Binary classification of text files in two directories

I am trying to do transfer learning on GPT-Neo to distinguish scam websites and normal websites from their content and I am completely confused as to what I should do next. I have already used some code to scrape websites content and parsed them using bs4. Now only the website text is stored in different directories using txt format. My directory structure looks like this. The two root folders are the two classes (“Scam” and “Normal”). In each class, there are more subdirectories with the website’s url as names, and then within them is the parsed html page in txt.

Scam/
          Website1/
                      content.txt
          Website2/
                       content.txt
                    ...
Normal/
          Website1/
                      content.txt
          Website2/
                       content.txt
                    ...

I have read a lot of documentation but I am not sure on what I should do next. Do I extract the text in each file, merge a [0,1] label and make a big csv? What’s next? Tokenize the text column of the csv and feed it to the input layer of the transformer? I would appreciate any advice!

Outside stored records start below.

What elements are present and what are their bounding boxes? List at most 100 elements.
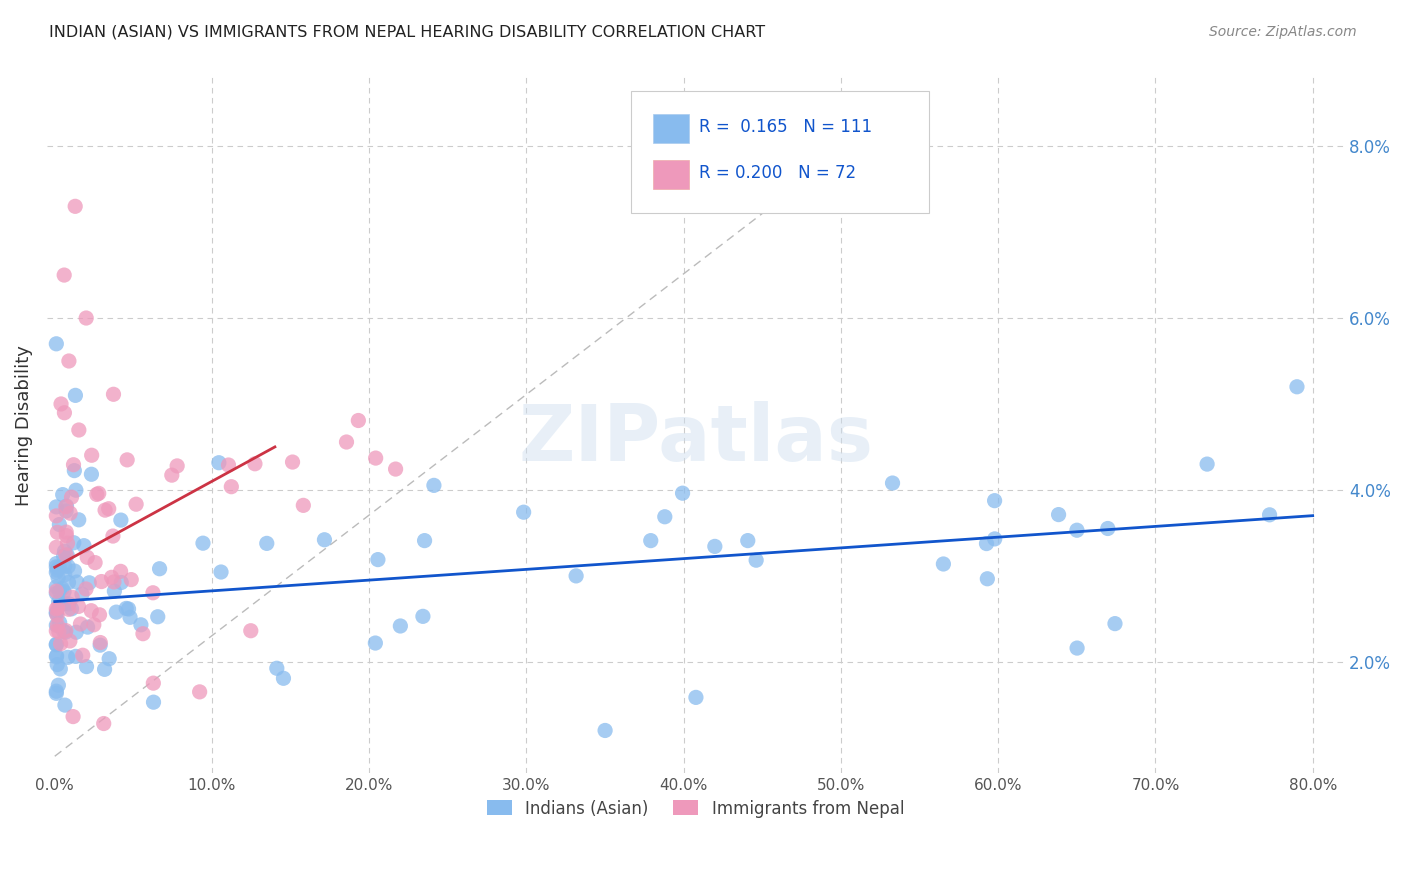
Point <box>1097 521 1119 535</box>
Point <box>94 503 117 517</box>
Text: INDIAN (ASIAN) VS IMMIGRANTS FROM NEPAL HEARING DISABILITY CORRELATION CHART: INDIAN (ASIAN) VS IMMIGRANTS FROM NEPAL … <box>49 25 765 40</box>
Point <box>45 584 67 599</box>
Point <box>60 602 83 616</box>
Point <box>45 684 67 698</box>
Point <box>976 572 998 586</box>
Point <box>142 586 165 600</box>
Point <box>62 535 84 549</box>
Point <box>67 423 90 437</box>
Point <box>412 609 434 624</box>
Point <box>98 651 121 665</box>
Point <box>125 497 148 511</box>
Text: ZIPatlas: ZIPatlas <box>517 401 873 477</box>
Point <box>45 607 67 621</box>
Point <box>115 601 138 615</box>
Point <box>640 533 662 548</box>
Point <box>49 397 72 411</box>
Point <box>266 661 288 675</box>
Point <box>745 553 768 567</box>
Point <box>55 548 77 562</box>
Point <box>46 571 69 585</box>
Point <box>115 453 138 467</box>
Point <box>932 557 955 571</box>
Point <box>100 570 122 584</box>
Point <box>69 617 91 632</box>
Point <box>65 625 87 640</box>
Point <box>221 480 243 494</box>
Point <box>86 487 108 501</box>
Point <box>1066 523 1088 537</box>
Y-axis label: Hearing Disability: Hearing Disability <box>15 345 32 506</box>
Point <box>53 584 76 599</box>
Point <box>56 536 79 550</box>
Point <box>65 388 87 402</box>
Point <box>142 695 165 709</box>
Point <box>45 602 67 616</box>
Point <box>218 458 240 472</box>
Point <box>983 532 1005 546</box>
Point <box>117 602 139 616</box>
Point <box>132 626 155 640</box>
Point <box>75 311 97 326</box>
Point <box>1285 380 1308 394</box>
Point <box>52 488 75 502</box>
Point <box>101 529 124 543</box>
Point <box>55 499 77 513</box>
Point <box>76 620 98 634</box>
Point <box>243 457 266 471</box>
Point <box>45 618 67 632</box>
Point <box>80 604 103 618</box>
Point <box>53 597 76 611</box>
Point <box>1104 616 1126 631</box>
Point <box>48 560 70 574</box>
Point <box>49 662 72 676</box>
Point <box>53 698 76 712</box>
FancyBboxPatch shape <box>652 161 689 189</box>
Point <box>48 624 70 639</box>
Point <box>1197 457 1219 471</box>
Point <box>62 709 84 723</box>
Point <box>66 575 89 590</box>
Point <box>53 559 76 574</box>
Point <box>53 406 76 420</box>
Point <box>1258 508 1281 522</box>
Point <box>129 617 152 632</box>
Point <box>65 649 87 664</box>
Point <box>79 575 101 590</box>
Point <box>72 648 94 663</box>
Point <box>55 524 77 539</box>
Point <box>67 513 90 527</box>
Point <box>46 657 69 672</box>
Point <box>882 476 904 491</box>
Point <box>367 552 389 566</box>
Point <box>75 582 97 596</box>
Point <box>52 549 75 563</box>
Point <box>389 619 412 633</box>
Point <box>565 569 588 583</box>
Point <box>45 638 67 652</box>
Text: R =  0.165   N = 111: R = 0.165 N = 111 <box>699 118 873 136</box>
Point <box>90 574 112 589</box>
Point <box>58 602 80 616</box>
Point <box>976 536 998 550</box>
Point <box>737 533 759 548</box>
Point <box>55 624 77 638</box>
Point <box>188 685 211 699</box>
Point <box>46 525 69 540</box>
Point <box>52 624 75 639</box>
Point <box>67 599 90 614</box>
Point <box>166 458 188 473</box>
Point <box>97 501 120 516</box>
Point <box>347 413 370 427</box>
Point <box>1066 641 1088 656</box>
Point <box>45 648 67 663</box>
Point <box>84 556 107 570</box>
Point <box>63 564 86 578</box>
Point <box>685 690 707 705</box>
Point <box>48 594 70 608</box>
Point <box>413 533 436 548</box>
Point <box>364 636 387 650</box>
Point <box>110 565 132 579</box>
Point <box>983 493 1005 508</box>
Point <box>103 584 125 599</box>
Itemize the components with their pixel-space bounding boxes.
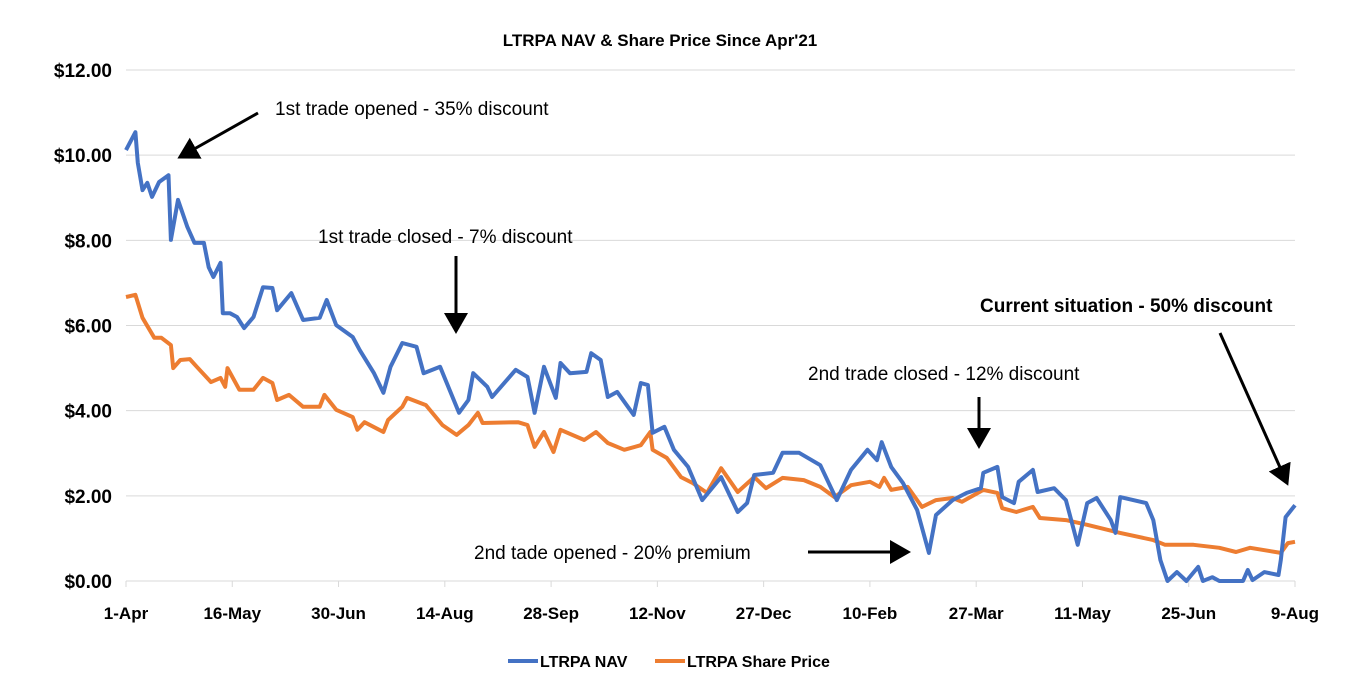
annotation-current-situation: Current situation - 50% discount <box>980 296 1291 486</box>
legend-item-share-price: LTRPA Share Price <box>655 654 830 671</box>
y-tick-label: $8.00 <box>64 231 112 252</box>
annotation-arrow <box>177 111 259 159</box>
x-tick-label: 12-Nov <box>629 604 686 623</box>
legend: LTRPA NAV LTRPA Share Price <box>508 654 830 671</box>
x-tick-label: 28-Sep <box>523 604 579 623</box>
annotation-text: 2nd trade closed - 12% discount <box>808 364 1080 385</box>
x-tick-label: 11-May <box>1054 604 1111 623</box>
y-tick-label: $4.00 <box>64 402 112 423</box>
annotation-text: 1st trade opened - 35% discount <box>275 99 549 120</box>
annotation-text: 2nd tade opened - 20% premium <box>474 543 751 564</box>
y-tick-label: $10.00 <box>54 146 112 167</box>
x-tick-label: 27-Mar <box>949 604 1004 623</box>
x-tick-label: 9-Aug <box>1271 604 1319 623</box>
x-axis: 1-Apr 16-May 30-Jun 14-Aug 28-Sep 12-Nov 27-De… <box>104 580 1319 623</box>
legend-label-share-price: LTRPA Share Price <box>687 654 830 671</box>
legend-label-nav: LTRPA NAV <box>540 654 628 671</box>
series-lines <box>124 130 1297 583</box>
legend-item-nav: LTRPA NAV <box>508 654 628 671</box>
x-tick-label: 14-Aug <box>416 604 474 623</box>
annotation-text: Current situation - 50% discount <box>980 296 1273 317</box>
annotation-2nd-trade-opened: 2nd tade opened - 20% premium <box>474 540 911 564</box>
x-tick-label: 30-Jun <box>311 604 366 623</box>
x-tick-label: 25-Jun <box>1161 604 1216 623</box>
annotation-arrow <box>1218 332 1291 486</box>
annotation-1st-trade-closed: 1st trade closed - 7% discount <box>318 227 573 334</box>
annotation-1st-trade-opened: 1st trade opened - 35% discount <box>177 99 549 159</box>
chart-title: LTRPA NAV & Share Price Since Apr'21 <box>503 31 818 50</box>
x-tick-label: 16-May <box>203 604 261 623</box>
series-line-ltrpa-nav <box>124 130 1297 583</box>
y-axis: $0.00 $2.00 $4.00 $6.00 $8.00 $10.00 $12.00 <box>54 61 112 593</box>
y-tick-label: $6.00 <box>64 317 112 338</box>
x-tick-label: 27-Dec <box>736 604 792 623</box>
y-tick-label: $0.00 <box>64 572 112 593</box>
x-tick-label: 1-Apr <box>104 604 149 623</box>
annotation-2nd-trade-closed: 2nd trade closed - 12% discount <box>808 364 1080 449</box>
x-tick-label: 10-Feb <box>843 604 898 623</box>
series-line-ltrpa-share-price <box>125 292 1296 555</box>
gridlines <box>126 69 1295 497</box>
y-tick-label: $12.00 <box>54 61 112 82</box>
y-tick-label: $2.00 <box>64 487 112 508</box>
annotation-text: 1st trade closed - 7% discount <box>318 227 573 248</box>
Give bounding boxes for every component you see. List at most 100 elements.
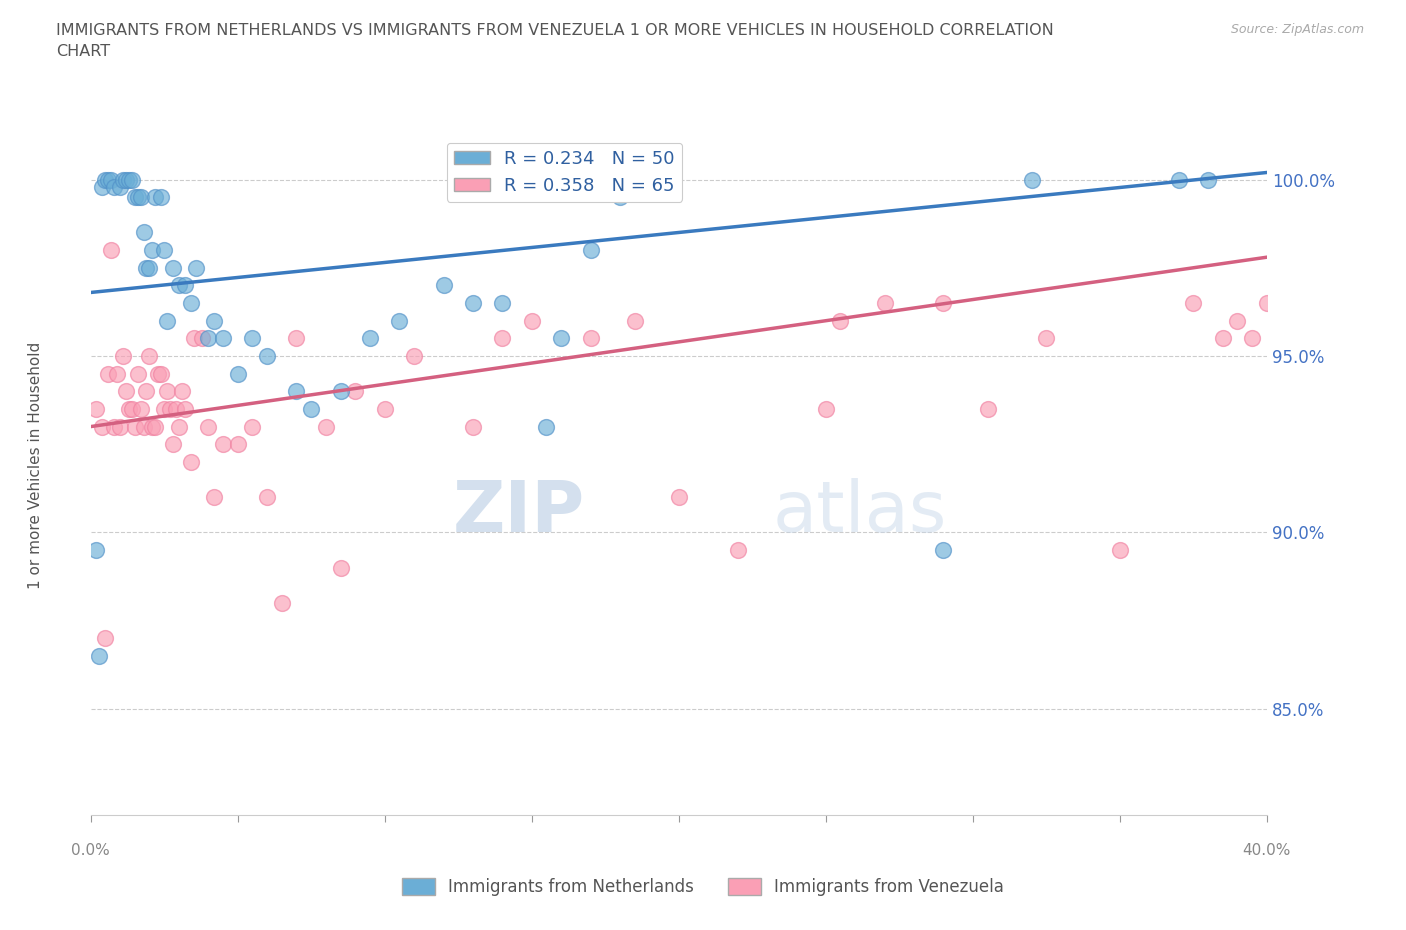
Point [148,366,170,381]
Point [129,402,152,417]
Legend: Immigrants from Netherlands, Immigrants from Venezuela: Immigrants from Netherlands, Immigrants … [395,871,1011,903]
Point [344,384,367,399]
Text: 40.0%: 40.0% [1243,844,1291,858]
Point [141,243,163,258]
Point [121,402,143,417]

Yes, that’s already a good idea. You can indeed make 1 dataset with 2 columns, text and label.

Next, there are several options:

  • Either you create your dataset as a csv file, and then you turn it into a HuggingFace Dataset object, as follows:
from datasets import load_dataset
dataset = load_dataset('csv', data_files='my_file.csv')

… or if you have multiple files:

dataset = load_dataset('csv', data_files=['my_file_1.csv', 'my_file_2.csv', 'my_file_3.csv'])

… or if you already want to determine which ones are for training, which ones for testing:

dataset = load_dataset('csv', data_files={'train': ['my_train_file_1.csv', 'my_train_file_2.csv'] 'test': 'my_test_file.csv'})

The benefit of HuggingFace Datasets is that it allows you to quickly tokenize the entire dataset and prepare it for the model, using the .map(function) functionality.

  • Alternatively, you can implement a classic PyTorch dataset with the getitem method. Each dataset item should then return the input_ids, attention_mask and label.